Pikiran

Mari Membincangkan Seks

bicara tentang seks
Ilustrasi

Bagaimana sebaiknya membicangkan seks agar mereka yang lebih muda tidak salah mencari informasi?

SEKS. Kata itu serupa sebuah kabut tipis yang menghalangi pandangan kita orang-orang timur. Apa yang ada di baliknya hanya berbayang tidak jelas, namun menumbuhkan rasa penasaran. Seks dibisikkan perlahan antar manusia, kadang dalam sebuah grup yang lebih besar. Tapi semua tertutup. Berani meninggikan suara membincangkan seks, maka tatapan menghakimi orang-orang yang lebih tua dan menganggap diri mereka sebagai penjaga moral akan jatuh menimpamu.

Seks adalah kata yang tabu dibicarakan secara terbuka bagi kita orang timur. Berani bicara tentang seks secara terang-terangan berarti siap menerima stempel “amoral”. Mungkin karena bagi orang timur, urusan membincangkan seks adalah perilaku mereka yang tidak punya moral dan rasa malu.

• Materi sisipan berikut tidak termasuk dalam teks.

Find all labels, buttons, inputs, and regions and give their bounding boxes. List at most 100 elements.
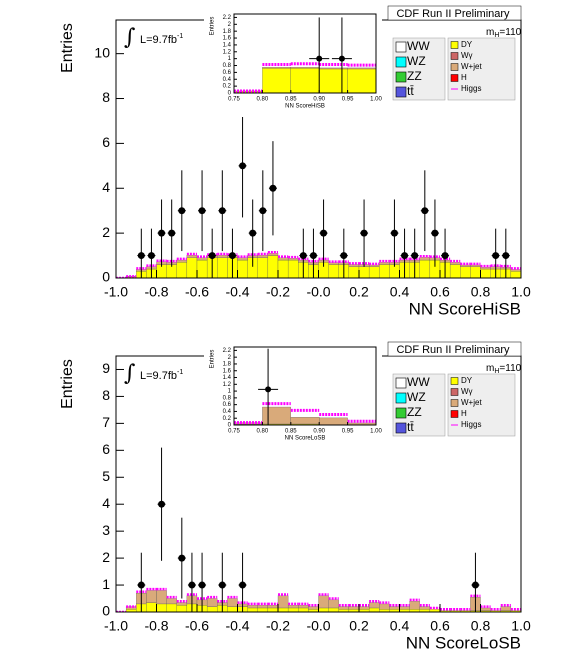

Baca kisah para mantan bintang porno yang hidupnya kadang tragis di sini

Padahal, siapapun pasti percaya kalau seks adalah naluri bawaan setiap mahluk hidup, termasuk manusia yang dibekali hawa nafsu. Seks ada di setiap manusia, sampai ketika dia memilih jalan selibat atau jalan lain yang membuatnya mampu menghindari satu perbuatan itu. Selebihnya, seks adalah kebutuhan, naluri dan kadang monster yang susah dilawan.

Tapi sayangnya, seks selalu dihindari untuk dibincangkan. Apalagi antar orang tua dan anak, antara yang lebih dewasa ke lebih muda. Seks tetaplah misteri bagi mereka yang masih muda, yang selalu menerima tatapan mengancam atau gertakan “hush” ketika mencoba bicara tentang seks.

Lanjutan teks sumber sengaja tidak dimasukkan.